Houve, no passado, quem dissesse que a palavra tinha sido feita para esconder o pensamento;
poderíamos, hoje, completar a sentença acrescentando: e muitos decretos presidenciais também.
O PASSAMENTO DE JOÃO GOULART
O falecimento do ex-presidente João Goulart deu ensejo a que se apreciasse, mais uma vez, a
balbúrdia que dominava o Planalto quando de acontecimentos inesperados. Eram ordens e
modificações de ordens, numa tentativa precipitada de ir amoldando as decisões aos interesses
pessoais e políticos. Não havia coordenação nem controle dos diversos setores que as recebiam,
facilitando, assim, a intromissão de setores espúrios.
Vejamos a ocorrência.
Na manhã do dia 6 de dezembro, recebi do general Chefe do Centro de Informações do Exército
a notícia do falecimento de João Goulart, ocorrido na cidade argentina de Mercedes. A família do
morto havia solicitado permissão do governo brasileiro a fim de conduzir o corpo para a cidade de
São Borja, onde desejava sepultá-lo.
O presidente Ernesto Geisel autorizara que o féretro fosse levado àquela cidade rio-grandense,
mas não permitira o transporte por via terrestre. Duas soluções foram lembradas:
- Deslocamento por via aérea direto a São Borja, ou
. ida do caixão até Santo Tomé, pelo território argentino, e transposição do rio Uruguai, em São
Borja.
Dei, imediatamente, ordem ao Comandante do III Exército para que fosse cumprida a
determinação presidencial e soube que, sem perda de tempo, fora transmitida ao delegado do
Departamento de Polícia Federal - coronel Solon D'Ávila - e ao Comandante da 2' Brigada de
Cavalaria Mecanizada, em Uruguaiana.
Ao cair da tarde, uma informação do III Exército dizia que o ataúde, com apreciável
acompanhamento, em Paso de los Libres, cidade fronteiriça à nossa Uruguaiana, preparava-se para
transpor a Ponte Internacional e penetrar no Brasil. Acrescentava ainda a informação de que a
Polícia Federal recebera autorização superior para não se opor à passagem.

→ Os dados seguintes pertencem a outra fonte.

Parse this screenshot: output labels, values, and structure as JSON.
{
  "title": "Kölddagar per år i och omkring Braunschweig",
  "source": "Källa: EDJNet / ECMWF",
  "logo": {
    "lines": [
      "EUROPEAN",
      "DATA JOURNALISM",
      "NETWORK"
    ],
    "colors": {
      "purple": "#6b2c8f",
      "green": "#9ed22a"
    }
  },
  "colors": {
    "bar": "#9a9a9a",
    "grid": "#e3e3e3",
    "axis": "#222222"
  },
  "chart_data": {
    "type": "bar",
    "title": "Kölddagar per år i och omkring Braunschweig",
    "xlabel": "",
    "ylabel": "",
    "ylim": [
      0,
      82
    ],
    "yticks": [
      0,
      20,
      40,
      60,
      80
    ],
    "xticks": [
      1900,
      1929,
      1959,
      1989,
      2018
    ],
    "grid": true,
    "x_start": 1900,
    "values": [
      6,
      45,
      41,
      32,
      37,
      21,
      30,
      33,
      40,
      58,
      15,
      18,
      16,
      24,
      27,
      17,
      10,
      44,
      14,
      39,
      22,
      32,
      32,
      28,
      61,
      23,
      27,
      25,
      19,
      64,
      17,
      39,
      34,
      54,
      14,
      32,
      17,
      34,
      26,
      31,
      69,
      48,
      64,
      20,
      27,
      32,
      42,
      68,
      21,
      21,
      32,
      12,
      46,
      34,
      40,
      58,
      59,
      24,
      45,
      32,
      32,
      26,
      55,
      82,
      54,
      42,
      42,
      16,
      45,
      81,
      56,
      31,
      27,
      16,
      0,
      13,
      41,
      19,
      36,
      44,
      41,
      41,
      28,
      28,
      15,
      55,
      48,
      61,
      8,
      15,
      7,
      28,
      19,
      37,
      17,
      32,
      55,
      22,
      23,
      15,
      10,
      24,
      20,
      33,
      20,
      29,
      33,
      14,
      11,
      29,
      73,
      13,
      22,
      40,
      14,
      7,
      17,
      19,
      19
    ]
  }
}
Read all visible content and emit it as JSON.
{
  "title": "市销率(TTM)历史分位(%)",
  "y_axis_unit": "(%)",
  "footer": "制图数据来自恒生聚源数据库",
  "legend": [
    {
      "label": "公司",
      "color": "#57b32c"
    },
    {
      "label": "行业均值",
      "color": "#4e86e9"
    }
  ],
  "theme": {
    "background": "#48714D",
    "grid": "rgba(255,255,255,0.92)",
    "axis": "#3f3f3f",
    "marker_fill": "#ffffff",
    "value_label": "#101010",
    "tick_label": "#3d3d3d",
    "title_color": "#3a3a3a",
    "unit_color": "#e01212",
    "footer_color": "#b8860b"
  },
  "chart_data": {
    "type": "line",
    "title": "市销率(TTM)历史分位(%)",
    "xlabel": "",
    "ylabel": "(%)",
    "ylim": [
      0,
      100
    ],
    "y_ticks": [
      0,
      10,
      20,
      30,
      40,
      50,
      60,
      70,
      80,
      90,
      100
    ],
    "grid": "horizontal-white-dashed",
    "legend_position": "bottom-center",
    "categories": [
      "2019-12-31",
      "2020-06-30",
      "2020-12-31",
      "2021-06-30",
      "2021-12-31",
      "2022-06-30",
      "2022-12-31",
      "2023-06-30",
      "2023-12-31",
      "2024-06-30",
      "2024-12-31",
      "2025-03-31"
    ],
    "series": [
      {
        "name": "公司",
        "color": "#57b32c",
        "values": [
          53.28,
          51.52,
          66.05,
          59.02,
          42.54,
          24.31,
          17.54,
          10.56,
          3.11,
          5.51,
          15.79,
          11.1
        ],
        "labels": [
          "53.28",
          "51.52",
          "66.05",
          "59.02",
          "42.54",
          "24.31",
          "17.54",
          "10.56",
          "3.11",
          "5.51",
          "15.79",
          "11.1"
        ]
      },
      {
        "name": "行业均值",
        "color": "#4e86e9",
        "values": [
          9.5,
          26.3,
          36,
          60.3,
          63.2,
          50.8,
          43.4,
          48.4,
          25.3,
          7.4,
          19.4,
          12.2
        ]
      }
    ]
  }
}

Não tendo recebido do presidente qualquer comunicação que modificasse a ordem anterior,
reiterei-a ao Comandante do III Exército. O trânsito por terra estava proibido, para evitar, segundo
informes colhidos pelo SNI, a possibilidade de tumultos ou explorações de caráter emocional.
Pouco mais tarde, por cerca das seis horas, comunicou aquele Exército que o corpo do ex-
presidente e a coluna de acompanhamento já tinham atravessado a fronteira e deslocavam-se para
São Borja, pelo itinerário de Itaqui.